By Joe Pinchot
Herald Staff Writer
State Supreme Court on Tuesday declined to hear an appeal in an unusual case in which Superior Court ordered a local judge to increase the penalty against a man sentenced for animal cruelty.
Shannon Clarke, 37, formerly of Sharpsville, pleaded no contest to a charge of cruelty to animals for his alleged harming of a dog placed in his care by his ex-girlfriend, who was entering a five-day drug detox program in March 2011.
The dog suffered “gruesome wounds,” a prosecutor said, that caused some of its skin to come off. The dog’s teeth had been punched in and it was beaten and burned, officials said.
Clarke also abandoned the dog in downtown Sharon.
Mercer County Common Pleas Court Judge Thomas R. Dobson sentenced Clarke to 6 to 18 months in jail.
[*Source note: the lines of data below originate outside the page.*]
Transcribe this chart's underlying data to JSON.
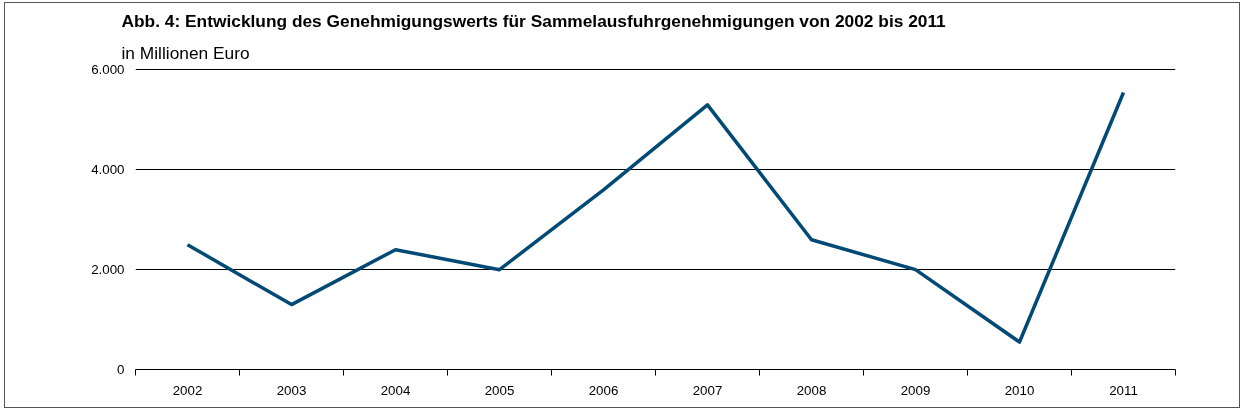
{
  "chart_data": {
    "type": "line",
    "title": "Abb. 4: Entwicklung des Genehmigungswerts für Sammelausfuhrgenehmigungen von 2002 bis 2011",
    "subtitle": "in Millionen Euro",
    "categories": [
      "2002",
      "2003",
      "2004",
      "2005",
      "2006",
      "2007",
      "2008",
      "2009",
      "2010",
      "2011"
    ],
    "series": [
      {
        "color": "#004a75",
        "values": [
          2500,
          1300,
          2400,
          2000,
          3600,
          5300,
          2600,
          2000,
          550,
          5550
        ]
      }
    ],
    "ylim": [
      0,
      6050
    ],
    "yticks": [
      0,
      {
        "value": 2000,
        "label": "2.000"
      },
      {
        "value": 4000,
        "label": "4.000"
      },
      {
        "value": 6000,
        "label": "6.000"
      }
    ],
    "grid": "y",
    "marker": "none",
    "line_style": "solid"
  }
}
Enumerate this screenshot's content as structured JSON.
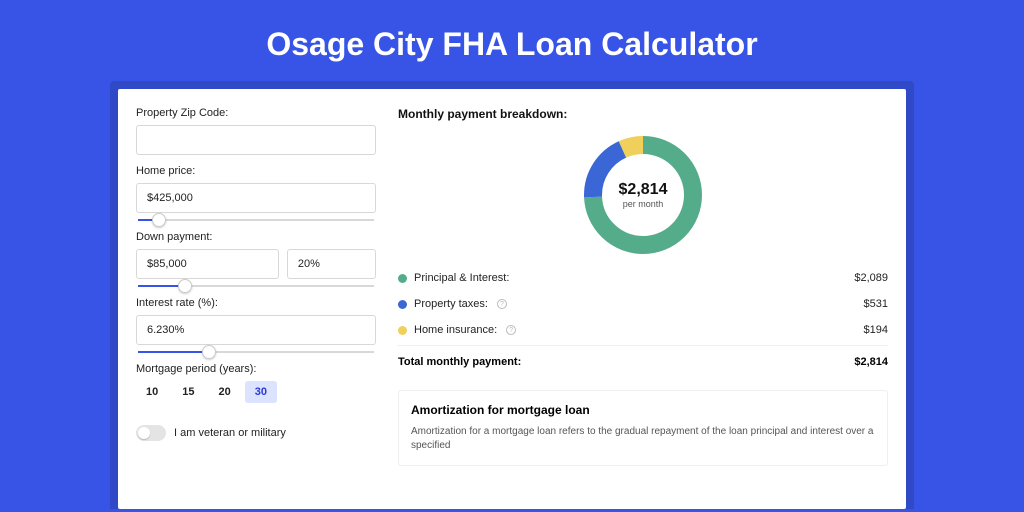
{
  "page": {
    "title": "Osage City FHA Loan Calculator"
  },
  "colors": {
    "page_bg": "#3754e6",
    "outer_card_bg": "#2f49c7",
    "card_bg": "#ffffff",
    "accent": "#3754e6",
    "green": "#55ac8a",
    "blue": "#3a66d6",
    "yellow": "#f0cf5a",
    "selected_bg": "#dbe3ff"
  },
  "form": {
    "zip": {
      "label": "Property Zip Code:",
      "value": ""
    },
    "home_price": {
      "label": "Home price:",
      "value": "$425,000",
      "slider_pct": 9
    },
    "down_payment": {
      "label": "Down payment:",
      "amount": "$85,000",
      "percent": "20%",
      "slider_pct": 20
    },
    "interest_rate": {
      "label": "Interest rate (%):",
      "value": "6.230%",
      "slider_pct": 30
    },
    "period": {
      "label": "Mortgage period (years):",
      "options": [
        "10",
        "15",
        "20",
        "30"
      ],
      "selected": "30"
    },
    "veteran": {
      "label": "I am veteran or military",
      "checked": false
    }
  },
  "breakdown": {
    "title": "Monthly payment breakdown:",
    "donut": {
      "center_amount": "$2,814",
      "center_sub": "per month",
      "slices": [
        {
          "key": "principal_interest",
          "value": 2089,
          "color": "#55ac8a"
        },
        {
          "key": "property_taxes",
          "value": 531,
          "color": "#3a66d6"
        },
        {
          "key": "home_insurance",
          "value": 194,
          "color": "#f0cf5a"
        }
      ],
      "stroke_width": 18,
      "radius": 50
    },
    "rows": [
      {
        "name": "principal-interest",
        "dot_color": "#55ac8a",
        "label": "Principal & Interest:",
        "info": false,
        "amount": "$2,089"
      },
      {
        "name": "property-taxes",
        "dot_color": "#3a66d6",
        "label": "Property taxes:",
        "info": true,
        "amount": "$531"
      },
      {
        "name": "home-insurance",
        "dot_color": "#f0cf5a",
        "label": "Home insurance:",
        "info": true,
        "amount": "$194"
      }
    ],
    "total": {
      "label": "Total monthly payment:",
      "amount": "$2,814"
    }
  },
  "amortization": {
    "title": "Amortization for mortgage loan",
    "text": "Amortization for a mortgage loan refers to the gradual repayment of the loan principal and interest over a specified"
  }
}
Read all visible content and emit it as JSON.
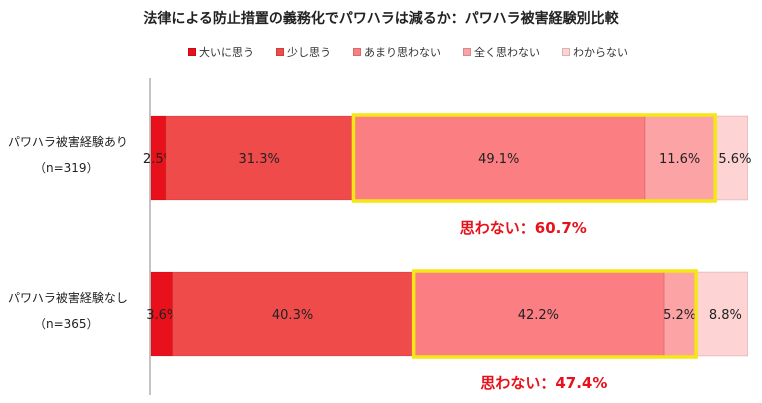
{
  "chart_data": {
    "type": "bar",
    "orientation": "horizontal-stacked-100",
    "title": "法律による防止措置の義務化でパワハラは減るか：パワハラ被害経験別比較",
    "legend_position": "top",
    "series": [
      {
        "name": "大いに思う",
        "color": "#e8101a"
      },
      {
        "name": "少し思う",
        "color": "#f04b4b"
      },
      {
        "name": "あまり思わない",
        "color": "#fb7f82"
      },
      {
        "name": "全く思わない",
        "color": "#fca3a5"
      },
      {
        "name": "わからない",
        "color": "#fdd3d3"
      }
    ],
    "categories": [
      {
        "label": "パワハラ被害経験あり",
        "sublabel": "（n=319）",
        "values": [
          2.5,
          31.3,
          49.1,
          11.6,
          5.6
        ],
        "value_labels": [
          "2.5%",
          "31.3%",
          "49.1%",
          "11.6%",
          "5.6%"
        ],
        "callout": "思わない：60.7%"
      },
      {
        "label": "パワハラ被害経験なし",
        "sublabel": "（n=365）",
        "values": [
          3.6,
          40.3,
          42.2,
          5.2,
          8.8
        ],
        "value_labels": [
          "3.6%",
          "40.3%",
          "42.2%",
          "5.2%",
          "8.8%"
        ],
        "callout": "思わない：47.4%"
      }
    ],
    "highlight": {
      "series_from": 2,
      "series_to": 3,
      "color": "#f5e616"
    },
    "xlim": [
      0,
      100
    ],
    "grid": false
  }
}
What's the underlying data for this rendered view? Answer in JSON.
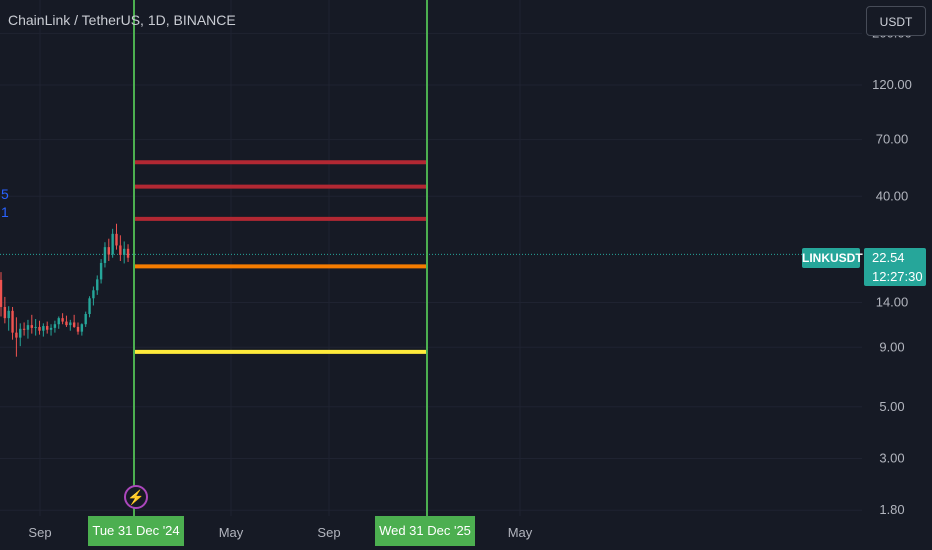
{
  "header": {
    "title": "ChainLink / TetherUS, 1D, BINANCE",
    "currency_button": "USDT"
  },
  "side_digits": [
    "5",
    "1"
  ],
  "price_label": {
    "symbol": "LINKUSDT",
    "price": "22.54",
    "countdown": "12:27:30"
  },
  "date_markers": [
    {
      "label": "Tue 31 Dec '24"
    },
    {
      "label": "Wed 31 Dec '25"
    }
  ],
  "colors": {
    "background": "#161a25",
    "vertical_lines": "#4caf50",
    "price_badge": "#26a69a",
    "line_red": "#b22833",
    "line_orange": "#f57c00",
    "line_yellow": "#ffeb3b",
    "alert_icon": "#ab47bc"
  },
  "icons": {
    "alert": "lightning-icon"
  },
  "chart_data": {
    "type": "line",
    "scale": "log",
    "y_ticks": [
      "200.00",
      "120.00",
      "70.00",
      "40.00",
      "14.00",
      "9.00",
      "5.00",
      "3.00",
      "1.80"
    ],
    "x_ticks": [
      "Sep",
      "May",
      "Sep",
      "May"
    ],
    "last_price": 22.54,
    "horizontal_levels": [
      {
        "price": 56,
        "color": "#b22833"
      },
      {
        "price": 44,
        "color": "#b22833"
      },
      {
        "price": 32,
        "color": "#b22833"
      },
      {
        "price": 20,
        "color": "#f57c00"
      },
      {
        "price": 8.6,
        "color": "#ffeb3b"
      }
    ],
    "vertical_markers": [
      "Tue 31 Dec '24",
      "Wed 31 Dec '25"
    ],
    "candles": [
      [
        17.5,
        18.9,
        12.2,
        13.4
      ],
      [
        13.4,
        14.8,
        11.4,
        12.0
      ],
      [
        12.0,
        13.5,
        10.6,
        12.9
      ],
      [
        12.9,
        13.4,
        9.7,
        10.4
      ],
      [
        10.4,
        12.1,
        8.2,
        9.9
      ],
      [
        9.9,
        11.4,
        9.1,
        10.8
      ],
      [
        10.8,
        11.5,
        10.1,
        10.7
      ],
      [
        10.7,
        11.8,
        9.8,
        11.2
      ],
      [
        11.2,
        12.4,
        10.3,
        10.9
      ],
      [
        10.9,
        11.9,
        10.1,
        11.0
      ],
      [
        11.0,
        11.7,
        10.2,
        10.6
      ],
      [
        10.6,
        11.4,
        10.0,
        11.1
      ],
      [
        11.1,
        11.6,
        10.3,
        10.7
      ],
      [
        10.7,
        11.3,
        10.1,
        10.9
      ],
      [
        10.9,
        11.7,
        10.4,
        11.3
      ],
      [
        11.3,
        12.2,
        10.8,
        12.0
      ],
      [
        12.0,
        12.6,
        11.3,
        11.6
      ],
      [
        11.6,
        12.3,
        11.0,
        11.2
      ],
      [
        11.2,
        11.8,
        10.6,
        11.5
      ],
      [
        11.5,
        12.4,
        10.9,
        11.0
      ],
      [
        11.0,
        11.5,
        10.2,
        10.5
      ],
      [
        10.5,
        11.4,
        10.1,
        11.3
      ],
      [
        11.3,
        12.8,
        11.0,
        12.5
      ],
      [
        12.5,
        14.9,
        12.1,
        14.6
      ],
      [
        14.6,
        16.4,
        13.6,
        15.8
      ],
      [
        15.8,
        18.3,
        15.1,
        17.6
      ],
      [
        17.6,
        21.5,
        16.9,
        20.7
      ],
      [
        20.7,
        25.4,
        19.8,
        24.2
      ],
      [
        24.2,
        26.3,
        21.1,
        22.5
      ],
      [
        22.5,
        29.0,
        21.8,
        27.6
      ],
      [
        27.6,
        30.5,
        23.6,
        24.6
      ],
      [
        24.6,
        27.2,
        21.1,
        22.4
      ],
      [
        22.4,
        25.6,
        20.6,
        23.8
      ],
      [
        23.8,
        24.9,
        20.9,
        21.8
      ]
    ]
  }
}
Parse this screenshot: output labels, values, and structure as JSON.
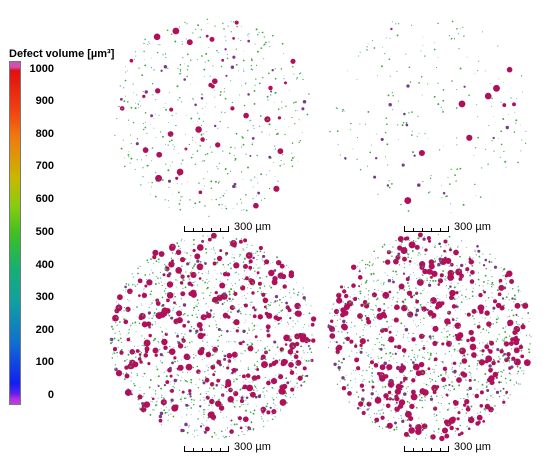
{
  "legend": {
    "title": "Defect volume [µm³]",
    "ticks": [
      "1000",
      "900",
      "800",
      "700",
      "600",
      "500",
      "400",
      "300",
      "200",
      "100",
      "0"
    ],
    "color_stops": [
      "#d24fb4",
      "#e01010",
      "#f07a10",
      "#c8b800",
      "#40c020",
      "#10a0a0",
      "#1070d0",
      "#1020f0",
      "#c040e0"
    ]
  },
  "panels": [
    {
      "id": "top-left",
      "density": "medium",
      "scale_label": "300 µm"
    },
    {
      "id": "top-right",
      "density": "sparse",
      "scale_label": "300 µm"
    },
    {
      "id": "bottom-left",
      "density": "dense",
      "scale_label": "300 µm"
    },
    {
      "id": "bottom-right",
      "density": "dense",
      "scale_label": "300 µm"
    }
  ],
  "colors": {
    "large_defect": "#b0105a",
    "medium_defect": "#7a3a8a",
    "small_defect": "#40a840",
    "tiny_defect": "#6aa8c0"
  }
}
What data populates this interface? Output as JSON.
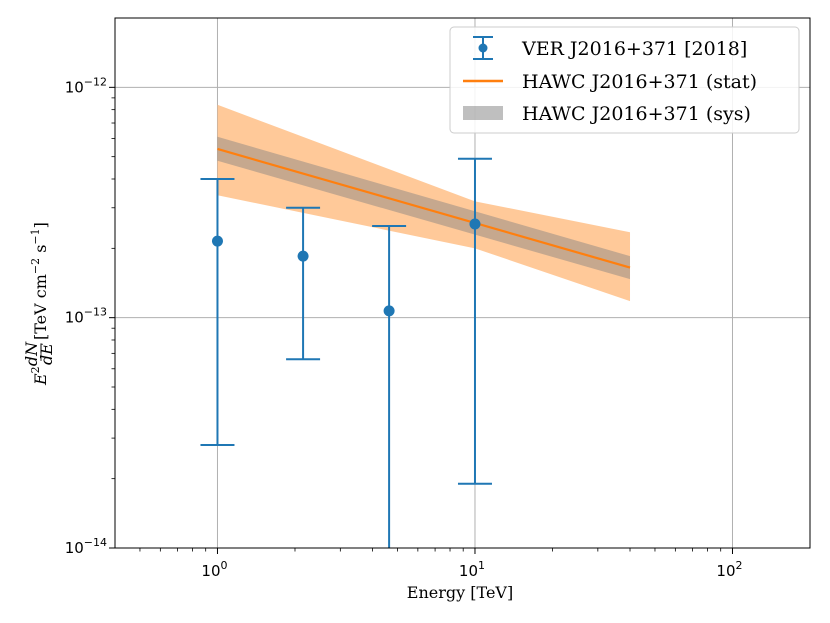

Clarke argued on appeal that the judge had no authority to impose a jail sentence, and that the sentence was excessive. He tried to show the sole penalty under state law for his crime was a fine of at least $500.
A three-judge panel of Superior Court said the General Assembly was not specific in the law concerning the killing, maiming or poisoning of domestic or zoo animals as to whether a judge may impose a prison sentence, although it labels the crime a second-degree misdemeanor.
Superior Court judges Correale F. Stevens and Sallie Mundy said in July the default sentencing provisions for second-degree misdemeanors allows a judge to impose a jail term.
Judge James J. Fitzgerald III dissented, saying the fine specified is different than what would be imposed under default sentencing provisions, and the General Assembly specified a fine but not language about incarceration.
The law is ambiguous, Fitzgerald said, adding that the courts work by a general principle that ambiguities should be interpreted in favor of the defendants.
All three judges agreed Dobson was required to impose a fine. The court sent the case back to Dobson to set a fine of at least $500.
Dobson has not acted while the case has pended on appeal.